Dipole Electric Field Drop: Understanding 1/r^3 Decay

[staetualex]

Hy, i am back with my annoying questions about this and that. Could everyone tell me why the frigging dipole have an electric field that drops with 1/r^3? i mean, if i am far away , i should feel no electric field, you know, q2 = -q1 , so they cancel, but i feel (q1 q2 k)/r^3.What the HECK?

 

[HallsofIvy]

Why do you say "you know, $q_2 = q_1$ , so they cancel"? The field due to one pole depends on 1/r² and the two distances are not the same so while $q_2- q_1= 0$, $q_2/r_2^2- q_1/r_1^2$] is not 0. It true that because of the equal charges in the denominator, that will drop off faster than just $1/r^2$- which is exactly what $1/r^3$ does.

 

[staetualex]

well, dipole have 2 charges equal but opposite. if i am far away, and i am a proton, i feel the force of a charge pushing me with a force equal x, but i also feel a force attracting me also of x magnitude. but the dipole's formula states that i should feel q1 x q2 x k divided by distance cubed. I am confused

 

[Born2bwire]

HallsofIvy already explained it pretty well. The close proximity of the opposite charges changes the normal field equation.
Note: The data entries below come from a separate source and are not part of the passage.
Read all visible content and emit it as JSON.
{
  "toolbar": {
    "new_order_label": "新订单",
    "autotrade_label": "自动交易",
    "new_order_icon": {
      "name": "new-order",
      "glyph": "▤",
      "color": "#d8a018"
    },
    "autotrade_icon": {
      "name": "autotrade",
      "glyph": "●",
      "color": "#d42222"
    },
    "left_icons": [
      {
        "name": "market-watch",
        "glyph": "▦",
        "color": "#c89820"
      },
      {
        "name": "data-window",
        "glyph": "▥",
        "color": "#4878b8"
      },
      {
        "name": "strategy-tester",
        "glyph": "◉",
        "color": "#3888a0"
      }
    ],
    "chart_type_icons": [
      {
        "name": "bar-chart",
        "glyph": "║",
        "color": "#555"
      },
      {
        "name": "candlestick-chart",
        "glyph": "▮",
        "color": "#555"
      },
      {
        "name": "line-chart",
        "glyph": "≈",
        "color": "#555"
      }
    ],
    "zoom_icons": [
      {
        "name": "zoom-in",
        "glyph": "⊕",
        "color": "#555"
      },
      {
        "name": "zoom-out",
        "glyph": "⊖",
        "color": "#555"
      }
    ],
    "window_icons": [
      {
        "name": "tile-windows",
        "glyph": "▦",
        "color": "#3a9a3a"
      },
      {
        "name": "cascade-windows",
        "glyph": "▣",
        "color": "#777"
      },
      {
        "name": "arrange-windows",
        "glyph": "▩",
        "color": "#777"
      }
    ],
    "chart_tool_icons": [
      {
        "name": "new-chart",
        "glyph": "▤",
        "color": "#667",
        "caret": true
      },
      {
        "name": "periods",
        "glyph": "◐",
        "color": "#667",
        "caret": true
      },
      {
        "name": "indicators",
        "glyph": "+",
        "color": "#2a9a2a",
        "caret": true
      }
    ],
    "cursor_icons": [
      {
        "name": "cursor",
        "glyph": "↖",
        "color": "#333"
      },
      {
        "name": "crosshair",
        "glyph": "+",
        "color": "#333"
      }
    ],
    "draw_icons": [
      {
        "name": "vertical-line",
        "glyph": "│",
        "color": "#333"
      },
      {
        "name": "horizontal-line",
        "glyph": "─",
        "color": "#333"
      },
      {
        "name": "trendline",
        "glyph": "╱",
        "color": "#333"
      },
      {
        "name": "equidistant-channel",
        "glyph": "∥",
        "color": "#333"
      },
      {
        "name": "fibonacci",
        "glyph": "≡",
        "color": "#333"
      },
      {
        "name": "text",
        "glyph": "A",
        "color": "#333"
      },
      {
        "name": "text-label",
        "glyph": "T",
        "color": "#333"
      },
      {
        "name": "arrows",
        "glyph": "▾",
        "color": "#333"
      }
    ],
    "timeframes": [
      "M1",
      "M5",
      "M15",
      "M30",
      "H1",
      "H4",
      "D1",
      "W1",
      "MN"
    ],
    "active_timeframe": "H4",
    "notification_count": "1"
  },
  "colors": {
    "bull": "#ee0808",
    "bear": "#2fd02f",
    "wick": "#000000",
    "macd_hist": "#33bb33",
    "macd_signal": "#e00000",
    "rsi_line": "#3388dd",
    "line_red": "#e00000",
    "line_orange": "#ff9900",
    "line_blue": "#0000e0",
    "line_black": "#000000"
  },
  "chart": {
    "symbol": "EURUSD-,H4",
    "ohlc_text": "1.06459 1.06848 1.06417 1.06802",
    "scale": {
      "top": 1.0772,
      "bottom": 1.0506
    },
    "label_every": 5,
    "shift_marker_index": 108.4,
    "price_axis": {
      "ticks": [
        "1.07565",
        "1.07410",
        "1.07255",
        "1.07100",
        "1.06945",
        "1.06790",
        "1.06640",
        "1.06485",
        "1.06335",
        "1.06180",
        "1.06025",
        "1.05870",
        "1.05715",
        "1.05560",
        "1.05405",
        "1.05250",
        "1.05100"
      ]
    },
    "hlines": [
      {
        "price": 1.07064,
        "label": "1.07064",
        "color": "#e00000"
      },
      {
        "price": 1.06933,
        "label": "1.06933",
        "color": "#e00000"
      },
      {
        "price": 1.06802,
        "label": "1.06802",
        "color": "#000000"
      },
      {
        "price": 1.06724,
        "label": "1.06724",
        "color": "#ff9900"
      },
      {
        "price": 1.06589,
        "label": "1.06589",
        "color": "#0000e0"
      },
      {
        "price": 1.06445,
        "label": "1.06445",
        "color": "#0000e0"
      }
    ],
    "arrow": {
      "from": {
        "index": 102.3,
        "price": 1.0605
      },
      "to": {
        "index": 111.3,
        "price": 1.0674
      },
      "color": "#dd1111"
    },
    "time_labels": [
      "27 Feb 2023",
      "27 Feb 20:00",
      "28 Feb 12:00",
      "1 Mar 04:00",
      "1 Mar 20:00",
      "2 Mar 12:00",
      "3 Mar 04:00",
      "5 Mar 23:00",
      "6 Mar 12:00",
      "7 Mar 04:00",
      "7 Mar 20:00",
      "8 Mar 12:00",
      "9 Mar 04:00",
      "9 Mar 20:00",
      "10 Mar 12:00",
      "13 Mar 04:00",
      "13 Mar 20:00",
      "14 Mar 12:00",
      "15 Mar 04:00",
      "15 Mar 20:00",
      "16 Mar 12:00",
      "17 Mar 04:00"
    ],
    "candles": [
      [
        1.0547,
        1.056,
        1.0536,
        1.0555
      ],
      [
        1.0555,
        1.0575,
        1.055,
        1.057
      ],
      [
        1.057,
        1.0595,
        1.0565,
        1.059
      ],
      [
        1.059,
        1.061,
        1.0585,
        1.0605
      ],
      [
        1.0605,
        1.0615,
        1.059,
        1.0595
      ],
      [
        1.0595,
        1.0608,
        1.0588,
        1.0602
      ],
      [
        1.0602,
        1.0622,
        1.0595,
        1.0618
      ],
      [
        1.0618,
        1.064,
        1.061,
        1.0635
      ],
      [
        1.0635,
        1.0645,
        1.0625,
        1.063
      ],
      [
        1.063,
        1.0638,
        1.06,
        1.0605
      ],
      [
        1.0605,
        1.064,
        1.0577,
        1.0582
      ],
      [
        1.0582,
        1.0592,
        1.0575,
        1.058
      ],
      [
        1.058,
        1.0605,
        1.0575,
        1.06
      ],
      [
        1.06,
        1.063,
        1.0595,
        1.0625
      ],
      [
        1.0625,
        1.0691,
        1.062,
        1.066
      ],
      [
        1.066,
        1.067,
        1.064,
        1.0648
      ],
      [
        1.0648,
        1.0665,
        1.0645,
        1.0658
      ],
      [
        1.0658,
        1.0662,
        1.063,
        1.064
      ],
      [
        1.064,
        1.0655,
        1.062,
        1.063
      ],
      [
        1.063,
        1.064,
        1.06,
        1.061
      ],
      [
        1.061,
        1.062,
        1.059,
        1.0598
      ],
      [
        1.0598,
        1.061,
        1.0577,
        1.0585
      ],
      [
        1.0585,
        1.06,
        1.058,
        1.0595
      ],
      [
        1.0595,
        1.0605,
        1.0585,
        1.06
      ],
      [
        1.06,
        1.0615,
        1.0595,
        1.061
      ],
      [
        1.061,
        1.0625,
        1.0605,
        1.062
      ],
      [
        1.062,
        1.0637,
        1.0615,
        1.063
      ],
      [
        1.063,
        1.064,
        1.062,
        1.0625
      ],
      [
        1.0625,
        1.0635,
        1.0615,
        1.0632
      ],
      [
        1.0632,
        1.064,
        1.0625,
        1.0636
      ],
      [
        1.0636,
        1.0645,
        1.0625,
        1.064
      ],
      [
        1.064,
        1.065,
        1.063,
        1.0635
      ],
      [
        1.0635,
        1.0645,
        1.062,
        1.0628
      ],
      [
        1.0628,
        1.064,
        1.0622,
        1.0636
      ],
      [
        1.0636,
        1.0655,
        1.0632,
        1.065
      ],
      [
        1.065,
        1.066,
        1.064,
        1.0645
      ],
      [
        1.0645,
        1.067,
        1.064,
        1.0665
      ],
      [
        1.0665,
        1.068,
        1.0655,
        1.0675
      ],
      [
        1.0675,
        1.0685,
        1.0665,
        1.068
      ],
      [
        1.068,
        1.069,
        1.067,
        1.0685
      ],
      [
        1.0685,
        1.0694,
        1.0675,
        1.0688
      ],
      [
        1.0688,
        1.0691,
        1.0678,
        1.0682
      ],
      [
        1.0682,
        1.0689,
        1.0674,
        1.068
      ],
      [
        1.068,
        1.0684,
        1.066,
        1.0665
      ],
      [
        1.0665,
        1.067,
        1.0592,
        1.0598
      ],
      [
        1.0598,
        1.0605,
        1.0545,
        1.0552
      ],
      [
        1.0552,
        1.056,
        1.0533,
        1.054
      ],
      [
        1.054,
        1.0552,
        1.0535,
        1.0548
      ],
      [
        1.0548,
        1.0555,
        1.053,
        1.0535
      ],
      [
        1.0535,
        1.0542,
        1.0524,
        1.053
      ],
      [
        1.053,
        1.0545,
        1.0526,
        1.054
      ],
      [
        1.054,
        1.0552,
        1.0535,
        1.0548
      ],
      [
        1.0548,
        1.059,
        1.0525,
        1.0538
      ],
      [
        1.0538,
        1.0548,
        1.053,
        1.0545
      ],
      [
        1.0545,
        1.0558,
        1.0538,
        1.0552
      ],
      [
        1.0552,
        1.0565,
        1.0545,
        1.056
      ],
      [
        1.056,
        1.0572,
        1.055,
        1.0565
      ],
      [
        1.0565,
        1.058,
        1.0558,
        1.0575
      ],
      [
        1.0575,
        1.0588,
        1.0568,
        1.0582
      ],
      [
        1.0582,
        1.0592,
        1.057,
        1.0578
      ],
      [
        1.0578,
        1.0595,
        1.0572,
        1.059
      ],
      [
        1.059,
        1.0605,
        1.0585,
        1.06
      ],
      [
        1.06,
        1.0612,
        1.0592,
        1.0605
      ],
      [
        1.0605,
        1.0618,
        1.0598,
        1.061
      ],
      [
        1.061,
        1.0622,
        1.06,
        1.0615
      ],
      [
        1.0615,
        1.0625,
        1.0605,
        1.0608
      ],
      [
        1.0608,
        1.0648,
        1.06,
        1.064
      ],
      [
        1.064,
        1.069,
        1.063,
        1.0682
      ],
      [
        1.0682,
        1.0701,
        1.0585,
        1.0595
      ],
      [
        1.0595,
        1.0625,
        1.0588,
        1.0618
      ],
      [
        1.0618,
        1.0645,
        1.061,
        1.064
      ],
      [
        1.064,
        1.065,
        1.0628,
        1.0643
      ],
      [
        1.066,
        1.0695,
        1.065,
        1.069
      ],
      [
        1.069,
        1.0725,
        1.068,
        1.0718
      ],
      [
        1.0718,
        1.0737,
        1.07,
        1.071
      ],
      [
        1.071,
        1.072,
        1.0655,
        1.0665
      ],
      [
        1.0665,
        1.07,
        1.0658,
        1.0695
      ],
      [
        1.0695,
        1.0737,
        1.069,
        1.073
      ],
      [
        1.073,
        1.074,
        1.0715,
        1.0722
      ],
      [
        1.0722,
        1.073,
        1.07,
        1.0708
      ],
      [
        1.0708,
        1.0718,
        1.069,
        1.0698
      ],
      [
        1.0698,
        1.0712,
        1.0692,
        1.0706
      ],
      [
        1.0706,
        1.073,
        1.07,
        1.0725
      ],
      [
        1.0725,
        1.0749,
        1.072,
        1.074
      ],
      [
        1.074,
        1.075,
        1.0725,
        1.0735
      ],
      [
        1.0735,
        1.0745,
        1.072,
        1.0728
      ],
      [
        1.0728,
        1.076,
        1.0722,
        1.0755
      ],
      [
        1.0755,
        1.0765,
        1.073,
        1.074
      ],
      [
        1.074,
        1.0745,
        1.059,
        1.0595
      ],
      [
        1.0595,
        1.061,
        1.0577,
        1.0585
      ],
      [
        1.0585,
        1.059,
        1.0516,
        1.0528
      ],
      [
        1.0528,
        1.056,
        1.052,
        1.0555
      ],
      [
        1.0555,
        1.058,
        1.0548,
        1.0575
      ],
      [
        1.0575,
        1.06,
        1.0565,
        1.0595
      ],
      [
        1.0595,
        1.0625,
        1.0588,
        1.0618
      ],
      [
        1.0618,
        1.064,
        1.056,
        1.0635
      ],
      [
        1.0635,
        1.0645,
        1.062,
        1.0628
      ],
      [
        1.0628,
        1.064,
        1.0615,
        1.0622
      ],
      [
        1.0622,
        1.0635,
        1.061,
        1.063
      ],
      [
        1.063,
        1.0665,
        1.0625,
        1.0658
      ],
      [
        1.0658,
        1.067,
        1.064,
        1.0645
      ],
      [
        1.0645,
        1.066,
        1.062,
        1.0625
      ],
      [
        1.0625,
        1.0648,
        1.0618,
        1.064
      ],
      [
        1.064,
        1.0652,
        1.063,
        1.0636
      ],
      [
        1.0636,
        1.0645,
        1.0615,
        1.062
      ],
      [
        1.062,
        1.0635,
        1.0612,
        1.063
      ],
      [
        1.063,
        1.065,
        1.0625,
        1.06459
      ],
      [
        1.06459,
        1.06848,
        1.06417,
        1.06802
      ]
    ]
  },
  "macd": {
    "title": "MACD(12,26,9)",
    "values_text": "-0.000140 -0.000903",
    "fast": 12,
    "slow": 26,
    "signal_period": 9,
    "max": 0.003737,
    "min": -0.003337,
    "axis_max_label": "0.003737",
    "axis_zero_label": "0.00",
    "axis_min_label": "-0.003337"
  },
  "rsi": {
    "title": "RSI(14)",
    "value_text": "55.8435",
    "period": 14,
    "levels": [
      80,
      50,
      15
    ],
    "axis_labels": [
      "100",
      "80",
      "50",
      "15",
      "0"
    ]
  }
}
In the near field, we take the summation of the fields from the two charges, but in the far-field, the two charges can be approximated as a single dipole moment. This simplifies the math and introduces little error, the cancellation effect is shown in the fact that the dipole moment drops off as 1/r^3 here instead of 1/r^2.

 

[maverick_starstrider]

Consider the potential (just take the gradient (times -1) to get the force):

$V(r)=kq(\frac{1}{r_{+}}-\frac{1}{r_{-}}$ if we apply cosine law and take d as the distance between the two charges and r as the distance from the point exactly between the two charges to somewhere in the distance we get $r_{\pm}^2=r^2+(\frac{d}{2})^2+2 r d cos \theta / 2 = r^2(1+\frac{d}{r}cos \theta + \frac{d^2}{4r^2})$ now if r is much greater than d then we neglect the d^2/r^2 term and get (with some reworking) $\frac{1}{r_{\pm}}=\frac{1}{r}(1 \pm \frac{d}{2r}cos \theta)$ so we have $\frac{1}{r_{+}}-\frac{1}{r_{-}}\approx \frac{d}{r^2}cos \theta$ so, finally, we have in the limit that r >> d V(r) is approximately $qk\frac{cos \theta}{r^2}$. Take the grad of that and you have a 1/r^3 relation.